Sunday, July 29, 2007

"HEALTHY" ECONOMY ?

Joshua Holland's AlterNet piece from 7/28/07 gives us a look at some telling statistics showing how the healthcare industry, while reaping huge gains, is actually strangling the rest of the economy. Full article here.




  • Between 2001 and 2006, the healthcare sector added 1.7 million new jobs.

  • Every other sector combined contributed a net gain of zero new jobs.



You read this right. Except for the huge gains in healthcare jobs, the Bush economics policies have fueled exactly no new jobs.



Why would this be? One reason is that corporations are moving their jobs out of the U.S. to lower labor costs. One of the biggest costs corporations have to face these days, aside from energy costs and wages is the staggering cost of health insurance for their employees. Corporations worship at the altar of the prophet profit, and for them to earn one they must trim costs where they can, by laying off workers, moving their jobs out of the country, avoiding new hires, eliminating pay increases, cutting benefits, or a combination of all those things.



Between 2000 and 2006:


  • Workers pay increased an average of 18%

  • Inflation rose 20 %

  • Employers healthcare premiums went up 90%

Between 2000 and 2005, total healthcare spending increased by 47%, and for 2007 it is estimated that it will reach $2.25 trillion, which is 16% of our GDP.

The private for-profit health industry is placing such a burden on employers that only 50% of companies even offer health insurance to their employees, and those that do are negotiating insurance contracts that are shifting an ever-increasing share of the costs to the employees, whose wages are not keeping up with inflation.
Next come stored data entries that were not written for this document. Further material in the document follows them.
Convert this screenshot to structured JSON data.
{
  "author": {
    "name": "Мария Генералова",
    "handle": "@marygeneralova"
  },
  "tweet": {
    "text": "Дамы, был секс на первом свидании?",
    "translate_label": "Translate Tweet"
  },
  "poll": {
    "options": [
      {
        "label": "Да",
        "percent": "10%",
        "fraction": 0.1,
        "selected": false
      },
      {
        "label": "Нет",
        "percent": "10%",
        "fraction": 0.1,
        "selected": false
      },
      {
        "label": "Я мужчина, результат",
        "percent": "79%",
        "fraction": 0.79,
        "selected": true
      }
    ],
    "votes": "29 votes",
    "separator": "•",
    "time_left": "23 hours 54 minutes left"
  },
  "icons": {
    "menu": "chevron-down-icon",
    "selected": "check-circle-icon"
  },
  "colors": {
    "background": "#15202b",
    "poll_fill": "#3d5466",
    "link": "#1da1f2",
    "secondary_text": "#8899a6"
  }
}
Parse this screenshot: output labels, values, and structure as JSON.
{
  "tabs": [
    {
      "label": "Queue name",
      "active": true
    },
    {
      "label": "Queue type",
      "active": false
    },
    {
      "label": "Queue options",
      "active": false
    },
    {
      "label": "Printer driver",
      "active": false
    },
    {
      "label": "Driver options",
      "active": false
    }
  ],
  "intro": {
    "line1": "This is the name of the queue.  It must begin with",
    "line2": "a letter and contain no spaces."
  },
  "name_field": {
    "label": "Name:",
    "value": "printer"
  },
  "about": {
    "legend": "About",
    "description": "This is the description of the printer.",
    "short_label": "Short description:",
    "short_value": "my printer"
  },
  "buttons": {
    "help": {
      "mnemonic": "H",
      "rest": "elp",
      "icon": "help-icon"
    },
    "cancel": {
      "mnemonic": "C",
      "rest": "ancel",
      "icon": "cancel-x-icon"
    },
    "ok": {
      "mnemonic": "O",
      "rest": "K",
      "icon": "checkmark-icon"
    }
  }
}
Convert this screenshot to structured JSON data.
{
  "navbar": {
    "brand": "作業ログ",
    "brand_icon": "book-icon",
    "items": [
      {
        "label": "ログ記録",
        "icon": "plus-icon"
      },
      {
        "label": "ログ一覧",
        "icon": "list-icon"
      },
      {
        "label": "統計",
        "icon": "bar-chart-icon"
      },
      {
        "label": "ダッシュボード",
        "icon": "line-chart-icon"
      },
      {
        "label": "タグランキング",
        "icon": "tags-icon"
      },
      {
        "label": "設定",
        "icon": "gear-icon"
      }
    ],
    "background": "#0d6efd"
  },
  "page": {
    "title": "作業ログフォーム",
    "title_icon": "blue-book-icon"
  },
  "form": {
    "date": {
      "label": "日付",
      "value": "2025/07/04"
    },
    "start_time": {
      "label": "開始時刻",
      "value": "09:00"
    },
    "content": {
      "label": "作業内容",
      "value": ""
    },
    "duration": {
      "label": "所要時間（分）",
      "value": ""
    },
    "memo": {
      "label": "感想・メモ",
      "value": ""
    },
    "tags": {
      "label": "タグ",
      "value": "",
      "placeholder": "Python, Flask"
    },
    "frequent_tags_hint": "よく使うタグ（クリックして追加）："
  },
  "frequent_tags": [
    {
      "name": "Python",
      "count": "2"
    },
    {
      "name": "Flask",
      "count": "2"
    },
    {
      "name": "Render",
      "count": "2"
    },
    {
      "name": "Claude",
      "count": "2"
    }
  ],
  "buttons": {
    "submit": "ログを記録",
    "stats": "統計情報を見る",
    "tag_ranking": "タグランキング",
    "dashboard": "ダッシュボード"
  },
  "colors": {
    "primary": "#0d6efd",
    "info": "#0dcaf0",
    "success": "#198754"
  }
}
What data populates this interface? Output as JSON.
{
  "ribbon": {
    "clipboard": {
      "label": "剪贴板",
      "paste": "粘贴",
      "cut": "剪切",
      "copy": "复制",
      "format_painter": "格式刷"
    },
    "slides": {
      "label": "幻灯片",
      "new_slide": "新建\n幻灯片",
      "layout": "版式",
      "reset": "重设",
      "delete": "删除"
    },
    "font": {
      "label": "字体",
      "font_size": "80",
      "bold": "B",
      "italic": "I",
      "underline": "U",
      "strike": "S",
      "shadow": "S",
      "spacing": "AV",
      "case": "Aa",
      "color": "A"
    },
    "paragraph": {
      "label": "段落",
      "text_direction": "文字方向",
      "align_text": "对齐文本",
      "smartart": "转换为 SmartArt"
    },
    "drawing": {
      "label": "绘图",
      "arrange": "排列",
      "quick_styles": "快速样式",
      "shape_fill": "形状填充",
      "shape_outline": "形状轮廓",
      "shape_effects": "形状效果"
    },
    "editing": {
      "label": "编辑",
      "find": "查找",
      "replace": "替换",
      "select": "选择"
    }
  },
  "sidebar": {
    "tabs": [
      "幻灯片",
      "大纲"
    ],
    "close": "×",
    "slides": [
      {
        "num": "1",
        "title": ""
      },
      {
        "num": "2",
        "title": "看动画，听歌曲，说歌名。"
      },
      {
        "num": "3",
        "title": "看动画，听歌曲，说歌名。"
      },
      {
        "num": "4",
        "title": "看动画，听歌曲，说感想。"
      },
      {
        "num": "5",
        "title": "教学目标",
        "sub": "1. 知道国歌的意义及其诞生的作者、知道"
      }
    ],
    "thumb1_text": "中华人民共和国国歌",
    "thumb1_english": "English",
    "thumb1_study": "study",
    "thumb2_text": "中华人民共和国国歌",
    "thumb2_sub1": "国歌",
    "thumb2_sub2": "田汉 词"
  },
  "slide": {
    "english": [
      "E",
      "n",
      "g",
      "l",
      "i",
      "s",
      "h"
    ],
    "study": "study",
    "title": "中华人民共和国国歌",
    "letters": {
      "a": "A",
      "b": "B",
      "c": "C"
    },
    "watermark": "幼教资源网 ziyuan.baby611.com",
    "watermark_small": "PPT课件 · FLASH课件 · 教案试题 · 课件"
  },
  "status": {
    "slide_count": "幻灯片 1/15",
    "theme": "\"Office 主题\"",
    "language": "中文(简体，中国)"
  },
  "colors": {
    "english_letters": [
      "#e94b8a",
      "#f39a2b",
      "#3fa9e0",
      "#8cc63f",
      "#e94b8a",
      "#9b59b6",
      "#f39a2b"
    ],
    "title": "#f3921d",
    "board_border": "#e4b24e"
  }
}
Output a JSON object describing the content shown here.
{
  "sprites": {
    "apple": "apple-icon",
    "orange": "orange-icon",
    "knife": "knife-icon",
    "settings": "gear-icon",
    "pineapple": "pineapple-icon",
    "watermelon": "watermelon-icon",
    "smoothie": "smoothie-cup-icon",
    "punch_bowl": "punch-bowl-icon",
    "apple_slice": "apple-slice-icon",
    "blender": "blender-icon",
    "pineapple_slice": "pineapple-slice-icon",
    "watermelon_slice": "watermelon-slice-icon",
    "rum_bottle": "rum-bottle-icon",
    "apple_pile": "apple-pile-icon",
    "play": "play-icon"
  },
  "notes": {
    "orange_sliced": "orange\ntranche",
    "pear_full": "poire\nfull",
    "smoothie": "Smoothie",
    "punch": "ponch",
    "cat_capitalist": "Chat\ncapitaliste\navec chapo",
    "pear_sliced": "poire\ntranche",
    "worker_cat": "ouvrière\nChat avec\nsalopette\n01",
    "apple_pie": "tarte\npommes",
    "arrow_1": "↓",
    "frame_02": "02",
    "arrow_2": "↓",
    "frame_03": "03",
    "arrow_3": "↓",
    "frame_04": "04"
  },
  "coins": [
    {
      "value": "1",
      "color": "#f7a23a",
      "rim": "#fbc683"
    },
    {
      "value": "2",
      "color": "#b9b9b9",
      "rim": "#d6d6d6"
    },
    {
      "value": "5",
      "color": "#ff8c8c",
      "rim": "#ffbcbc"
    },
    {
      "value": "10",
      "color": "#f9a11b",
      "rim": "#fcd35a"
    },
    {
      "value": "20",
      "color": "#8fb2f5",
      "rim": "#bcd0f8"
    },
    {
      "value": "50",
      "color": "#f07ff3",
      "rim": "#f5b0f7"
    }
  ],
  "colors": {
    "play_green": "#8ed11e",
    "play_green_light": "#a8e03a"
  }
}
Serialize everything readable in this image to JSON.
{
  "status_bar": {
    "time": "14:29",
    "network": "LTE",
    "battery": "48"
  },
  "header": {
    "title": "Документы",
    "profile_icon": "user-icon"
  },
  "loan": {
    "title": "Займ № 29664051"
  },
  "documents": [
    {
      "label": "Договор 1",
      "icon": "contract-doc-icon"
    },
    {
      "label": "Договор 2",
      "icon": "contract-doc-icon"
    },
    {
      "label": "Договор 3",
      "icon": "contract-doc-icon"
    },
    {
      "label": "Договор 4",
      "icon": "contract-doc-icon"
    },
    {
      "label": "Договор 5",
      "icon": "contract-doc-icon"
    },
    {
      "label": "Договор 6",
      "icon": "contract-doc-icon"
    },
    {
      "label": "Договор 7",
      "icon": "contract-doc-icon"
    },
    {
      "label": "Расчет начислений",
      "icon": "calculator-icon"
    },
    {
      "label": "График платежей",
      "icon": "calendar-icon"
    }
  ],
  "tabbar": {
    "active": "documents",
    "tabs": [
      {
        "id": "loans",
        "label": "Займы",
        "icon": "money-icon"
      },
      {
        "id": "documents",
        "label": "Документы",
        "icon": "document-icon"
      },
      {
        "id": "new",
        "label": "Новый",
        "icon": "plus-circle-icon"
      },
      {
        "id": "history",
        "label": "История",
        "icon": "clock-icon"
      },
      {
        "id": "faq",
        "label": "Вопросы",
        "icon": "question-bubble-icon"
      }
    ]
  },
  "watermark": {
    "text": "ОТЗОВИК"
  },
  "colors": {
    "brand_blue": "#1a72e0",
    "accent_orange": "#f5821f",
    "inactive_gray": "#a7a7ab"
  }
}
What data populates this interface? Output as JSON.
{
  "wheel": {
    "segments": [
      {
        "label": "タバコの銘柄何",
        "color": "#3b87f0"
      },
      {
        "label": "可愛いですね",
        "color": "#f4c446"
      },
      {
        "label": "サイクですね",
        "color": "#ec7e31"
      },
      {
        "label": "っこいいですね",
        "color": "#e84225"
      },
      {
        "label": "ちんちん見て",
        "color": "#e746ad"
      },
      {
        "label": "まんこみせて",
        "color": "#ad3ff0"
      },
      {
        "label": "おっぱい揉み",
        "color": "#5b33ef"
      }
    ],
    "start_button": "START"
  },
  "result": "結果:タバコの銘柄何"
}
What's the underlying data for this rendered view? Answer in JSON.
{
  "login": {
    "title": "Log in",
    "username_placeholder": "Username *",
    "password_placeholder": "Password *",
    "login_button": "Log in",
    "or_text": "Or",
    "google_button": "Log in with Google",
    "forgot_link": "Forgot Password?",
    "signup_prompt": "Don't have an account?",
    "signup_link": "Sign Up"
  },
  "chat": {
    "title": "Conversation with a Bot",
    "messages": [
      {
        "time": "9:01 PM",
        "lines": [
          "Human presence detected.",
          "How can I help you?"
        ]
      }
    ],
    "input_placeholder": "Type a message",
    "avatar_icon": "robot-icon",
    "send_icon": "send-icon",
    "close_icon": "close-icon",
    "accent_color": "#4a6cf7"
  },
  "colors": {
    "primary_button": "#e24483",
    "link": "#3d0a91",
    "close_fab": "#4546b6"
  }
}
Fully 50% of personal bankruptcies result from medical bills that people simply are unable to pay. With increased co-pays and lessened coverage straining wage earners, there is less money available to fuel the other sectors of the economy, such as travel, entertainment, clothing, and housing.

Housing is problematic now because of all the sub-prime mortgages going into default, due in part to increasing medical costs, and is seriously depressing the housing market, with a potentially disastrous ripple effect into the financial markets. A recession or a depression may result.

Our total economy is being strangled by out-of-control healthcare costs. Insured workers have less to spend, employers are dis-incentivized to retain jobs or expand or grant wage increases, and there are 47 million people who have no private insurance at all, because they can't afford it.

That's another part of the part of the problem, because a fully insured family pays about $1,000 per year in increased premiums to subsidize part of the costs incurred by the uninsured.

Defenders of privatized health insurance are lying through their teeth when they extol the "benefits" of our present system. Rather than providing a healthy populace and a healthy economy, it's literally killing us.

The "American dream" is quickly, very quickly becoming an "impossible dream".